A conjugate gradient quasi-newton method for structural optimisation

Structural optimisation involves the constrained minimisation of functions or functionals and the majority of the methods employed utilise in some manner algorithms developed for unconstrained optimisation. Two unconstrained optimisation methods of historical and current significance are the conjugate gradient method and the quasi-Newton method. The conjugate gradient method in particular remains a popular technique in optimisation practice because of its simplicity and rapid convergence for well-conditioned problems. Both the conjugate gradient and quasi-Newton method offer quadratic termination, i.e. for exact arithmetic and an n-dimensional problem both methods will converge in a maximum of n steps.

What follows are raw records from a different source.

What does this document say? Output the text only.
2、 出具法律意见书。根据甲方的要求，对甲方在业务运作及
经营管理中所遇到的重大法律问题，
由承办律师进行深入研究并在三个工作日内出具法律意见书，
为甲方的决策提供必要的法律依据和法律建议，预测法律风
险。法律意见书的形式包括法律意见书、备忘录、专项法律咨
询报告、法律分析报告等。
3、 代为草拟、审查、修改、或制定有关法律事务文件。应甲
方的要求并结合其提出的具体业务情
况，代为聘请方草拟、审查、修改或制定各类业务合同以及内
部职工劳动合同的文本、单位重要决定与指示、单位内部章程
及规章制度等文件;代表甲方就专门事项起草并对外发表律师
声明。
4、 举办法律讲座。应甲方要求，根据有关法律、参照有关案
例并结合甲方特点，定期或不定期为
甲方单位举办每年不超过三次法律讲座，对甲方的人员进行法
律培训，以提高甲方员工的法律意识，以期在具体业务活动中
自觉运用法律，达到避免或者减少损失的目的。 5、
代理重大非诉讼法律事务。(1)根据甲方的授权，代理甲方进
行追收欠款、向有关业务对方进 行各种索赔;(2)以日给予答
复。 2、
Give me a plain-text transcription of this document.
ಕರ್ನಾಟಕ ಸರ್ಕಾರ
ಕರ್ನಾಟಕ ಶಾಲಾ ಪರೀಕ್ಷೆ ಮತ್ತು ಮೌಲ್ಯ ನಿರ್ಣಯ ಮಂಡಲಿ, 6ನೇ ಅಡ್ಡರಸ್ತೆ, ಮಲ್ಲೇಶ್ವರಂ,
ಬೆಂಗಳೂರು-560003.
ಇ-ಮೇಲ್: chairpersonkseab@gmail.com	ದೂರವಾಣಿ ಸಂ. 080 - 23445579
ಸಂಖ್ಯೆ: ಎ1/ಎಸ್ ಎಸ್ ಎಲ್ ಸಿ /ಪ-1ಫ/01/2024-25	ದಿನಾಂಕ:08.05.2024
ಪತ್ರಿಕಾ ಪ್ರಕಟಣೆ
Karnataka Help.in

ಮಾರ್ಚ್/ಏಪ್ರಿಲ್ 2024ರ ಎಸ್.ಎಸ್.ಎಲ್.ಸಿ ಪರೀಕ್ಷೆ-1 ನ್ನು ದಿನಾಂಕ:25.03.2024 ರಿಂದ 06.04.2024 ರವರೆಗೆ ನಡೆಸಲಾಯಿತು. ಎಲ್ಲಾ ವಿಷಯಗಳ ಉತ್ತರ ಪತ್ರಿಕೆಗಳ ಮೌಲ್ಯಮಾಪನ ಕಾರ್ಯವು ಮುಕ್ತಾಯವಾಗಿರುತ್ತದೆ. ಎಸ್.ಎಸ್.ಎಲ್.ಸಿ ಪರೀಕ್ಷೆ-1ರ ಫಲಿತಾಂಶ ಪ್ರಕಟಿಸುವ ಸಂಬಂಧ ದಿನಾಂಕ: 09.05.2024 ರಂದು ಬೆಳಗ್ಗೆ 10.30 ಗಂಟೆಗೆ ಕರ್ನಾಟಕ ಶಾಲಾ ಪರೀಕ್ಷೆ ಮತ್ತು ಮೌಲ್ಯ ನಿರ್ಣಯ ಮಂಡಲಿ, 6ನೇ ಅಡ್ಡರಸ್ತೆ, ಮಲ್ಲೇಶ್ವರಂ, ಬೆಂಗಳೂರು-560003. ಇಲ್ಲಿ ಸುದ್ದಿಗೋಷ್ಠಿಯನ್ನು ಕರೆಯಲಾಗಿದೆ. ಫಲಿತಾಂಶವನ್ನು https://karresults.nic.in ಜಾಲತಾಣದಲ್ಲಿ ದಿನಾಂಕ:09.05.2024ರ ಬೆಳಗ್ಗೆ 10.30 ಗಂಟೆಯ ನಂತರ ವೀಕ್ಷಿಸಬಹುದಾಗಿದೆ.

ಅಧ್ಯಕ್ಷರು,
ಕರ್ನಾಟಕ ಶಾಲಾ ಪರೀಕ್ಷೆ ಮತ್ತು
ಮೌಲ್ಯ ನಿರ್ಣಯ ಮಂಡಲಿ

This paper is concerned with assessing the performance of a combined conjugate gradient and quasi-Newton method for a number of relatively simple non-linear structural optimisation problems. The problems considered are designed to be poorly conditioned as the new method is shown to be particularly adept at solving these types of problems. The features of the new method are quadratic termination and that matrix updating is present, similar to the quasi-Newton method. However, this latter feature is optional and if no updating takes place the method reduces to the standard conjugate gradient method whilst if full updating is performed the quasi-Newton method is obtained. It is shown in the paper that best performance is obtained with partial updating and the extent depends on the ill-conditioning of the problem.